About Peeroskop

Topic and Goals of the Project

The objective of the Peeroskop project is the design and development of a system for the observational analysis of the Internet part’s relevant for Germany, as well as the proactive and reactive protection of the backbone routing. Core components of the project are mechanisms for information fusion and information classification based on passive and active measurements which discover vulnerabilities in the Internet peering beforehand and bypass emerging disruptions.

Point of Departure: Easily Attackable, Decentralized Internet Infrastructure

In many countries, the Internet is a critical communications infrastructure for almost every public and industrial organization as well as for substantial parts of the social life. At the same time, the core communication process, i.e. BGP routing, is widely unprotected against misconfiguration and malicious manipulation. The inherent complexity of the distributed BGP routing becomes apparent when errors by single participants lead to global disruptions. Incidents like the “hijacking” of the YouTube network traffic by Pakistan Telecom in early 2008 or the redirection of a major part of the US-american network traffic via China Telecom in April 2010 illustrate how small “anomalies” can implicate wide consequences for single actors as well as whole nations. The importance of the Internet makes it an increasingly attractive target for attacks. This is reflected in organized cyber-crime and cyber-war. Facing these challenges requires a structural understanding of the the dependencies and capabilities to prevent the propagation of anomalies.

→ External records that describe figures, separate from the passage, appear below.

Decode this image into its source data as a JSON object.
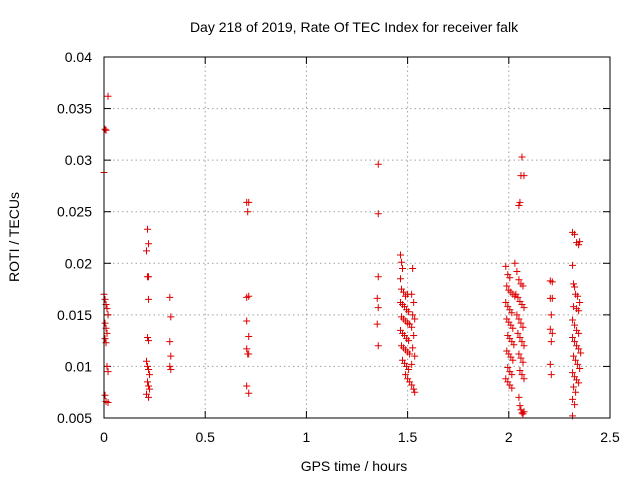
{
  "chart_data": {
    "type": "scatter",
    "title": "Day 218 of 2019, Rate Of TEC Index for receiver falk",
    "xlabel": "GPS time / hours",
    "ylabel": "ROTI / TECUs",
    "xlim": [
      0,
      2.5
    ],
    "ylim": [
      0.005,
      0.04
    ],
    "xticks": [
      0,
      0.5,
      1,
      1.5,
      2,
      2.5
    ],
    "xtick_labels": [
      "0",
      "0.5",
      "1",
      "1.5",
      "2",
      "2.5"
    ],
    "yticks": [
      0.005,
      0.01,
      0.015,
      0.02,
      0.025,
      0.03,
      0.035,
      0.04
    ],
    "ytick_labels": [
      "0.005",
      "0.01",
      "0.015",
      "0.02",
      "0.025",
      "0.03",
      "0.035",
      "0.04"
    ],
    "grid": true,
    "marker": "plus",
    "marker_color": "#dd0000",
    "series": [
      {
        "points": [
          [
            0.0,
            0.0288
          ],
          [
            0.005,
            0.033
          ],
          [
            0.01,
            0.0329
          ],
          [
            0.02,
            0.0362
          ],
          [
            0.0,
            0.017
          ],
          [
            0.005,
            0.0165
          ],
          [
            0.01,
            0.016
          ],
          [
            0.015,
            0.0156
          ],
          [
            0.02,
            0.015
          ],
          [
            0.005,
            0.0142
          ],
          [
            0.01,
            0.0137
          ],
          [
            0.015,
            0.0132
          ],
          [
            0.005,
            0.0127
          ],
          [
            0.01,
            0.0123
          ],
          [
            0.015,
            0.01
          ],
          [
            0.02,
            0.0095
          ],
          [
            0.005,
            0.0072
          ],
          [
            0.01,
            0.0066
          ],
          [
            0.02,
            0.0065
          ],
          [
            0.215,
            0.0233
          ],
          [
            0.22,
            0.0219
          ],
          [
            0.21,
            0.0212
          ],
          [
            0.215,
            0.0187
          ],
          [
            0.22,
            0.0187
          ],
          [
            0.22,
            0.0165
          ],
          [
            0.215,
            0.0128
          ],
          [
            0.22,
            0.0125
          ],
          [
            0.21,
            0.0105
          ],
          [
            0.215,
            0.01
          ],
          [
            0.22,
            0.0097
          ],
          [
            0.225,
            0.0092
          ],
          [
            0.215,
            0.0085
          ],
          [
            0.22,
            0.0081
          ],
          [
            0.225,
            0.0078
          ],
          [
            0.21,
            0.0073
          ],
          [
            0.22,
            0.007
          ],
          [
            0.325,
            0.0167
          ],
          [
            0.33,
            0.0148
          ],
          [
            0.325,
            0.0124
          ],
          [
            0.33,
            0.011
          ],
          [
            0.325,
            0.01
          ],
          [
            0.33,
            0.0097
          ],
          [
            0.705,
            0.0259
          ],
          [
            0.715,
            0.0259
          ],
          [
            0.71,
            0.025
          ],
          [
            0.705,
            0.0167
          ],
          [
            0.715,
            0.0168
          ],
          [
            0.705,
            0.0144
          ],
          [
            0.715,
            0.0129
          ],
          [
            0.705,
            0.0117
          ],
          [
            0.71,
            0.0112
          ],
          [
            0.715,
            0.0112
          ],
          [
            0.705,
            0.0081
          ],
          [
            0.715,
            0.0074
          ],
          [
            1.355,
            0.0296
          ],
          [
            1.355,
            0.0248
          ],
          [
            1.355,
            0.0187
          ],
          [
            1.35,
            0.0166
          ],
          [
            1.355,
            0.0157
          ],
          [
            1.35,
            0.0141
          ],
          [
            1.355,
            0.012
          ],
          [
            1.465,
            0.0208
          ],
          [
            1.47,
            0.0201
          ],
          [
            1.475,
            0.0195
          ],
          [
            1.465,
            0.0185
          ],
          [
            1.47,
            0.0175
          ],
          [
            1.48,
            0.0172
          ],
          [
            1.49,
            0.0168
          ],
          [
            1.5,
            0.017
          ],
          [
            1.465,
            0.0162
          ],
          [
            1.475,
            0.016
          ],
          [
            1.485,
            0.0158
          ],
          [
            1.495,
            0.0155
          ],
          [
            1.505,
            0.0153
          ],
          [
            1.47,
            0.0148
          ],
          [
            1.48,
            0.0146
          ],
          [
            1.49,
            0.0144
          ],
          [
            1.5,
            0.0142
          ],
          [
            1.51,
            0.0141
          ],
          [
            1.465,
            0.0135
          ],
          [
            1.475,
            0.0132
          ],
          [
            1.485,
            0.013
          ],
          [
            1.495,
            0.0127
          ],
          [
            1.505,
            0.0125
          ],
          [
            1.47,
            0.012
          ],
          [
            1.48,
            0.0118
          ],
          [
            1.49,
            0.0116
          ],
          [
            1.5,
            0.0114
          ],
          [
            1.51,
            0.0112
          ],
          [
            1.475,
            0.0106
          ],
          [
            1.485,
            0.0103
          ],
          [
            1.495,
            0.01
          ],
          [
            1.505,
            0.0097
          ],
          [
            1.49,
            0.0092
          ],
          [
            1.5,
            0.0088
          ],
          [
            1.51,
            0.0085
          ],
          [
            1.52,
            0.0082
          ],
          [
            1.53,
            0.0078
          ],
          [
            1.535,
            0.0075
          ],
          [
            1.525,
            0.0195
          ],
          [
            1.52,
            0.017
          ],
          [
            1.53,
            0.0162
          ],
          [
            1.525,
            0.015
          ],
          [
            1.535,
            0.0146
          ],
          [
            1.52,
            0.0138
          ],
          [
            1.53,
            0.013
          ],
          [
            1.525,
            0.0118
          ],
          [
            1.535,
            0.011
          ],
          [
            1.52,
            0.0102
          ],
          [
            1.985,
            0.0197
          ],
          [
            1.995,
            0.0189
          ],
          [
            2.005,
            0.0186
          ],
          [
            1.99,
            0.0178
          ],
          [
            2.0,
            0.0174
          ],
          [
            2.01,
            0.0172
          ],
          [
            2.02,
            0.017
          ],
          [
            2.03,
            0.0168
          ],
          [
            1.985,
            0.0162
          ],
          [
            1.995,
            0.0158
          ],
          [
            2.005,
            0.0155
          ],
          [
            2.015,
            0.0152
          ],
          [
            1.99,
            0.0146
          ],
          [
            2.0,
            0.0143
          ],
          [
            2.01,
            0.014
          ],
          [
            2.02,
            0.0137
          ],
          [
            1.995,
            0.013
          ],
          [
            2.005,
            0.0127
          ],
          [
            2.015,
            0.0124
          ],
          [
            2.025,
            0.0121
          ],
          [
            1.99,
            0.0115
          ],
          [
            2.0,
            0.0112
          ],
          [
            2.01,
            0.0109
          ],
          [
            2.02,
            0.0106
          ],
          [
            1.995,
            0.0099
          ],
          [
            2.005,
            0.0095
          ],
          [
            2.015,
            0.0092
          ],
          [
            1.985,
            0.0088
          ],
          [
            1.995,
            0.0085
          ],
          [
            2.005,
            0.0082
          ],
          [
            2.015,
            0.0079
          ],
          [
            2.03,
            0.02
          ],
          [
            2.04,
            0.0192
          ],
          [
            2.05,
            0.0184
          ],
          [
            2.06,
            0.018
          ],
          [
            2.07,
            0.0178
          ],
          [
            2.035,
            0.017
          ],
          [
            2.045,
            0.0167
          ],
          [
            2.055,
            0.0163
          ],
          [
            2.065,
            0.016
          ],
          [
            2.075,
            0.0157
          ],
          [
            2.04,
            0.015
          ],
          [
            2.05,
            0.0146
          ],
          [
            2.06,
            0.0142
          ],
          [
            2.07,
            0.0138
          ],
          [
            2.045,
            0.0132
          ],
          [
            2.055,
            0.0128
          ],
          [
            2.065,
            0.0124
          ],
          [
            2.075,
            0.012
          ],
          [
            2.05,
            0.0112
          ],
          [
            2.06,
            0.0108
          ],
          [
            2.07,
            0.0104
          ],
          [
            2.055,
            0.0096
          ],
          [
            2.065,
            0.0092
          ],
          [
            2.075,
            0.0088
          ],
          [
            2.065,
            0.0303
          ],
          [
            2.06,
            0.0285
          ],
          [
            2.075,
            0.0285
          ],
          [
            2.055,
            0.0259
          ],
          [
            2.05,
            0.0256
          ],
          [
            2.05,
            0.007
          ],
          [
            2.055,
            0.0062
          ],
          [
            2.06,
            0.0058
          ],
          [
            2.065,
            0.0055
          ],
          [
            2.07,
            0.0054
          ],
          [
            2.075,
            0.0056
          ],
          [
            2.205,
            0.0183
          ],
          [
            2.215,
            0.0182
          ],
          [
            2.205,
            0.0166
          ],
          [
            2.215,
            0.0166
          ],
          [
            2.21,
            0.015
          ],
          [
            2.205,
            0.0136
          ],
          [
            2.215,
            0.0132
          ],
          [
            2.21,
            0.0124
          ],
          [
            2.205,
            0.0102
          ],
          [
            2.21,
            0.0092
          ],
          [
            2.315,
            0.023
          ],
          [
            2.325,
            0.0228
          ],
          [
            2.335,
            0.022
          ],
          [
            2.345,
            0.0218
          ],
          [
            2.35,
            0.0221
          ],
          [
            2.315,
            0.0198
          ],
          [
            2.32,
            0.018
          ],
          [
            2.325,
            0.0177
          ],
          [
            2.33,
            0.017
          ],
          [
            2.34,
            0.0168
          ],
          [
            2.35,
            0.0162
          ],
          [
            2.32,
            0.0158
          ],
          [
            2.335,
            0.0156
          ],
          [
            2.345,
            0.0154
          ],
          [
            2.315,
            0.0145
          ],
          [
            2.325,
            0.014
          ],
          [
            2.335,
            0.0135
          ],
          [
            2.345,
            0.0132
          ],
          [
            2.315,
            0.0128
          ],
          [
            2.325,
            0.0124
          ],
          [
            2.335,
            0.012
          ],
          [
            2.345,
            0.0117
          ],
          [
            2.355,
            0.0113
          ],
          [
            2.32,
            0.011
          ],
          [
            2.33,
            0.0106
          ],
          [
            2.34,
            0.0102
          ],
          [
            2.35,
            0.0098
          ],
          [
            2.315,
            0.0094
          ],
          [
            2.325,
            0.009
          ],
          [
            2.335,
            0.0087
          ],
          [
            2.345,
            0.0084
          ],
          [
            2.32,
            0.008
          ],
          [
            2.33,
            0.0075
          ],
          [
            2.315,
            0.0068
          ],
          [
            2.325,
            0.0063
          ],
          [
            2.315,
            0.0052
          ]
        ]
      }
    ]
  }
}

Vulnerability of the Internet Infrastructure

The Internet is vulnerable on three levels: (a) the physical structure, e.g. by the breakdown of exchange points; (b) the logical structure, by redirecting network traffic through incorrect intermediate nodes; (c) by direct attacks on host systems. Traditionally, levels (a) and (c) are in the focus of security efforts. However, to implement the vision of completely secure IT systems, a thorough understanding and protection of the logical Internet infrastructure is needed. To this end, on the one hand, it is necessary to identify and classify the relevant Internet participants of a nation. On the other hand, robust and verifiable paths in the network need to be discovered and protection mechanisms must be provided. Peeroskop follows this approach by its observation and reaction system for the protection of the Internet infrastructure of a nation.

Objective: Analysis and Protection System for the Internet relevant for Germany

This joint research project focuses on two objectives:

  1. The identification and capturing of the current Internet structure that is relevevant for a country, including a preventative risk analysis. This results in a nation-centric mapping of the Internet as well as a peering oracle.
  2. The observation of the topological evolution and its temporal analysis, which results in a continuous detection of anomalies and the development bypass schemes in case of interruptions.

Subcomponents

Peeroskop intends to enable Internet Service Providers (ISPs) and Internet Exchange Points (IXPs) to critically evaluate transition points and establish other or additional peering relations before incidents occur. New views and structural analyses of the Internet backbone will show dependencies between nations and between business sectors with respect to routing, and will help to quantify their effects. Context-sensitive analyzers supported by intuitive visualizations permit the identification of critical systems and emerging anomalies. A sheet anchor concept on the level of autonomous systems shall mitigate long-lasting outages.

Towards a Proof of Concept

The objectives and solutions will be achieved in close cooperation with operators of the Internet infrastructure. The delevoped concepts will be demonstrated as a proof of concept for the “German” Internet. In a testbed that is distributed among Berlin, Hamburg, Frankfurt, and Munich, the controlled injection of errors between real autonomous systems will help to evaluate and refine the developed techniques.